ENABL Age attained high mortality estimation power, as indicated by the area under the receiver operating characteristic (ROC) curve (AUC) values of 0.8 for five- and ten-year mortality among UKBB participants and 0.9 for the corresponding mortality estimations among NHANES participants.
ENABL Age outperformed BioAge and PhenoAge in the validation analyses. The individualized explanations revealing the contributions of particular characteristics to the ENABL Age yielded valuable insights into aging.
Association analyses with aging-associated morbidities and risk determinants and genome-wide association studies results on the ENABL Age estimation clocks developed from several causes of mortality showed that ENABL Age captured distinct mechanisms of aging.
Moreover, ENABL Age captured more comprehensive aging-related pathways than BioAge and PhenoAge using any available feature, providing a more realistic picture of an individual's health state, with rapid ENABL Age acceleration indicating a significant rise in mortality risk.

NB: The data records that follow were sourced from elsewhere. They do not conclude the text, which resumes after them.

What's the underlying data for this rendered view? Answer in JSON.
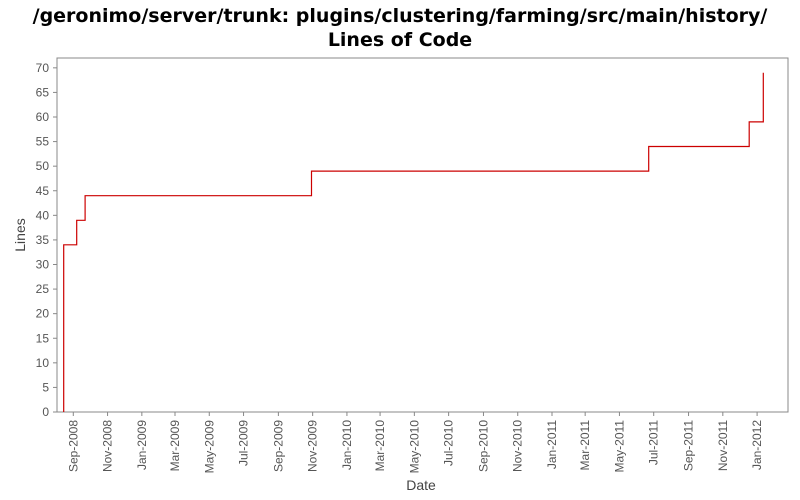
{
  "chart_data": {
    "type": "line",
    "step": true,
    "title_line1": "/geronimo/server/trunk: plugins/clustering/farming/src/main/history/",
    "title_line2": "Lines of Code",
    "xlabel": "Date",
    "ylabel": "Lines",
    "ylim": [
      0,
      72
    ],
    "yticks": [
      0,
      5,
      10,
      15,
      20,
      25,
      30,
      35,
      40,
      45,
      50,
      55,
      60,
      65,
      70
    ],
    "xlim": [
      "2008-08-03",
      "2012-02-25"
    ],
    "xticks": [
      "Sep-2008",
      "Nov-2008",
      "Jan-2009",
      "Mar-2009",
      "May-2009",
      "Jul-2009",
      "Sep-2009",
      "Nov-2009",
      "Jan-2010",
      "Mar-2010",
      "May-2010",
      "Jul-2010",
      "Sep-2010",
      "Nov-2010",
      "Jan-2011",
      "Mar-2011",
      "May-2011",
      "Jul-2011",
      "Sep-2011",
      "Nov-2011",
      "Jan-2012"
    ],
    "grid": false,
    "series": [
      {
        "color": "#cc0000",
        "points": [
          {
            "x": "2008-08-15",
            "y": 0
          },
          {
            "x": "2008-08-15",
            "y": 34
          },
          {
            "x": "2008-09-07",
            "y": 34
          },
          {
            "x": "2008-09-07",
            "y": 39
          },
          {
            "x": "2008-09-22",
            "y": 39
          },
          {
            "x": "2008-09-22",
            "y": 44
          },
          {
            "x": "2009-10-30",
            "y": 44
          },
          {
            "x": "2009-10-30",
            "y": 49
          },
          {
            "x": "2011-06-22",
            "y": 49
          },
          {
            "x": "2011-06-22",
            "y": 54
          },
          {
            "x": "2011-12-18",
            "y": 54
          },
          {
            "x": "2011-12-18",
            "y": 59
          },
          {
            "x": "2012-01-12",
            "y": 59
          },
          {
            "x": "2012-01-12",
            "y": 69
          }
        ]
      }
    ]
  }
}
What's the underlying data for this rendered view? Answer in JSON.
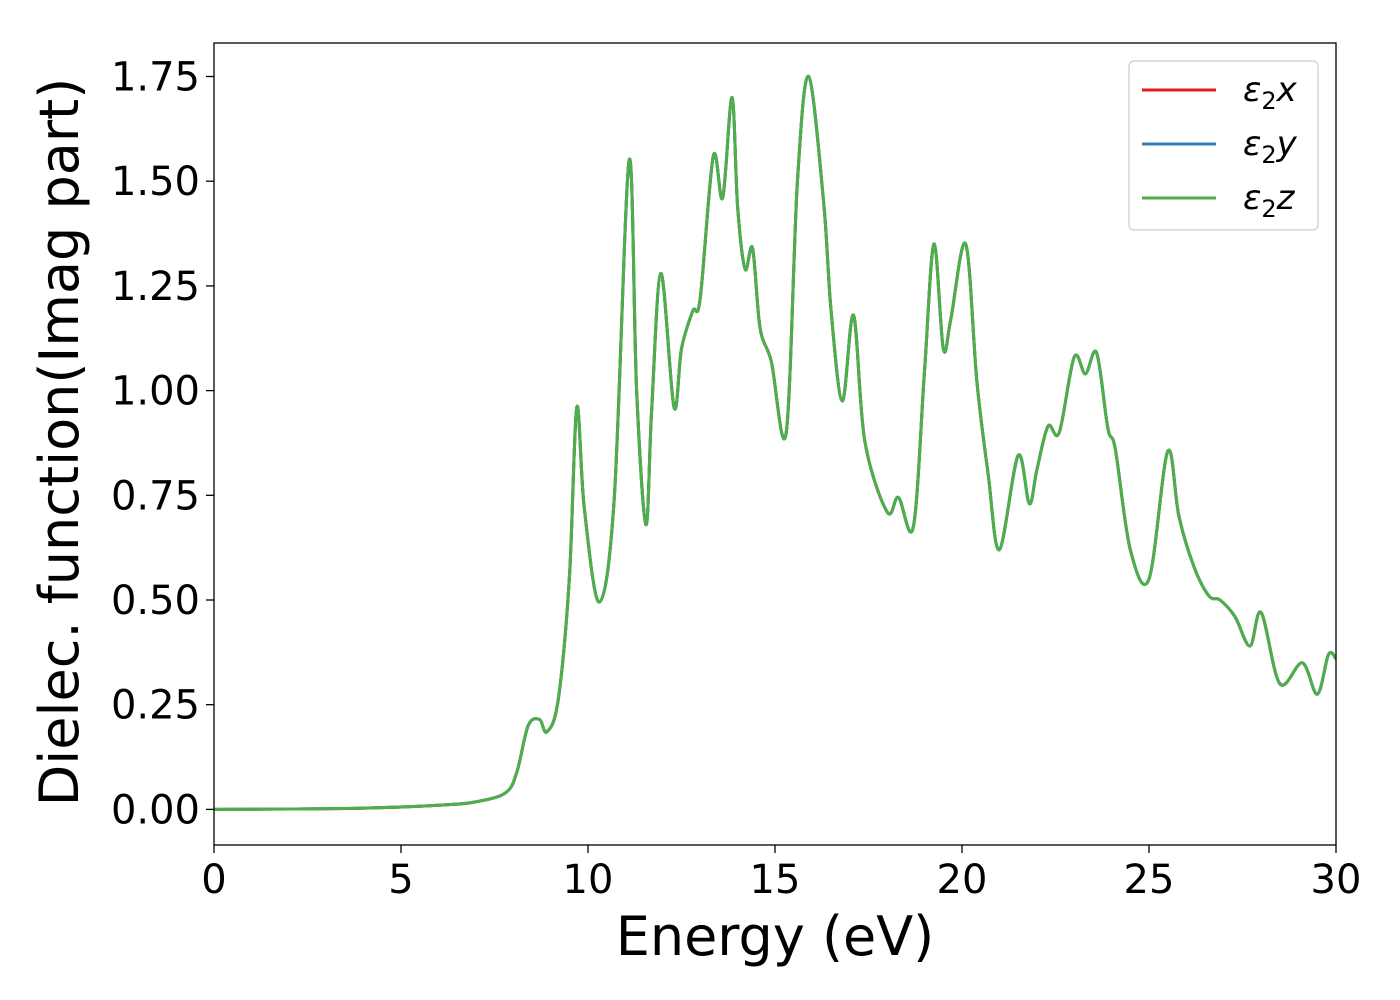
{
  "chart_data": {
    "type": "line",
    "title": "",
    "xlabel": "Energy (eV)",
    "ylabel": "Dielec. function(Imag part)",
    "xlim": [
      0,
      30
    ],
    "ylim": [
      -0.085,
      1.83
    ],
    "x_ticks": [
      0,
      5,
      10,
      15,
      20,
      25,
      30
    ],
    "x_tick_labels": [
      "0",
      "5",
      "10",
      "15",
      "20",
      "25",
      "30"
    ],
    "y_ticks": [
      0.0,
      0.25,
      0.5,
      0.75,
      1.0,
      1.25,
      1.5,
      1.75
    ],
    "y_tick_labels": [
      "0.00",
      "0.25",
      "0.50",
      "0.75",
      "1.00",
      "1.25",
      "1.50",
      "1.75"
    ],
    "grid": false,
    "legend_position": "top-right",
    "series": [
      {
        "name": "ε2x",
        "legend_base": "ε",
        "legend_sub": "2",
        "legend_suffix": "x",
        "color": "#e41a1c"
      },
      {
        "name": "ε2y",
        "legend_base": "ε",
        "legend_sub": "2",
        "legend_suffix": "y",
        "color": "#377eb8"
      },
      {
        "name": "ε2z",
        "legend_base": "ε",
        "legend_sub": "2",
        "legend_suffix": "z",
        "color": "#4daf4a"
      }
    ],
    "x": [
      0,
      2,
      4,
      6,
      7,
      7.8,
      8.1,
      8.4,
      8.7,
      8.9,
      9.2,
      9.5,
      9.7,
      9.9,
      10.3,
      10.7,
      11.1,
      11.3,
      11.55,
      11.7,
      11.95,
      12.3,
      12.5,
      12.8,
      13.0,
      13.35,
      13.6,
      13.85,
      14.0,
      14.2,
      14.4,
      14.6,
      14.9,
      15.3,
      15.6,
      15.9,
      16.3,
      16.5,
      16.8,
      17.1,
      17.4,
      18.0,
      18.3,
      18.7,
      19.0,
      19.25,
      19.5,
      19.7,
      20.1,
      20.4,
      20.7,
      21.0,
      21.5,
      21.8,
      22.0,
      22.3,
      22.6,
      23.0,
      23.3,
      23.6,
      23.9,
      24.1,
      24.5,
      25.0,
      25.5,
      25.8,
      26.2,
      26.6,
      26.9,
      27.3,
      27.7,
      28.0,
      28.5,
      29.1,
      29.5,
      29.8,
      30.0
    ],
    "values_by_series": {
      "shared": [
        0.0,
        0.001,
        0.003,
        0.01,
        0.018,
        0.04,
        0.09,
        0.2,
        0.215,
        0.185,
        0.26,
        0.55,
        0.96,
        0.72,
        0.495,
        0.74,
        1.55,
        1.0,
        0.68,
        0.95,
        1.28,
        0.96,
        1.1,
        1.19,
        1.22,
        1.56,
        1.46,
        1.7,
        1.44,
        1.29,
        1.34,
        1.15,
        1.07,
        0.9,
        1.5,
        1.75,
        1.45,
        1.19,
        0.975,
        1.18,
        0.88,
        0.71,
        0.745,
        0.675,
        1.05,
        1.35,
        1.1,
        1.17,
        1.35,
        1.02,
        0.8,
        0.62,
        0.845,
        0.73,
        0.81,
        0.915,
        0.9,
        1.08,
        1.04,
        1.09,
        0.91,
        0.86,
        0.62,
        0.55,
        0.855,
        0.7,
        0.58,
        0.51,
        0.5,
        0.46,
        0.39,
        0.47,
        0.3,
        0.35,
        0.275,
        0.37,
        0.36
      ]
    }
  }
}
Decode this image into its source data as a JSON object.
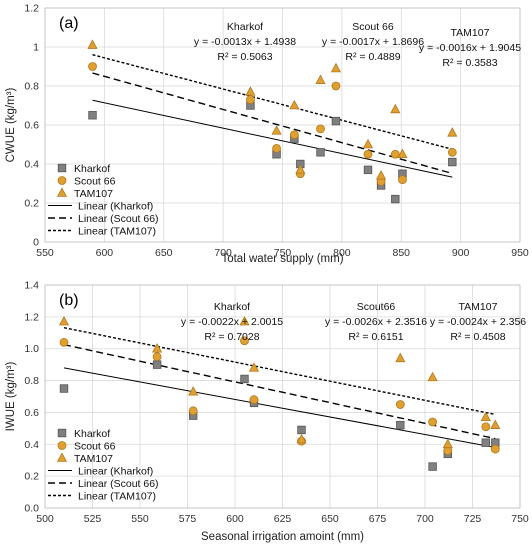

The method's main contribution was its high interpretability. The tree models performed better than linear models for the UKBB dataset, significantly improving nearly all mortality estimation tasks (circulatory, respiratory, digestive, all-cause, neoplasms, and other causes).
Likewise, for the NHANES dataset, GBTs outperformed linear models in seven of ten mortality estimation tasks, with significant improvements in three tasks.
The superior estimation performance of the GBTs indicated that they could effectively capture mortality-related signals, which are also strongly associated with aging.
Based on the study findings, ENABL Age is a significant advancement in using machine learning and XAI for estimating biological age. This advancement broadens the scope of biological age estimation studies.
ENABL Age has also shown remarkable promise in clinical contexts, where it might assist health professionals in unraveling the complexities of aging-related systems, thereby proving beneficial to informed clinical decision-making.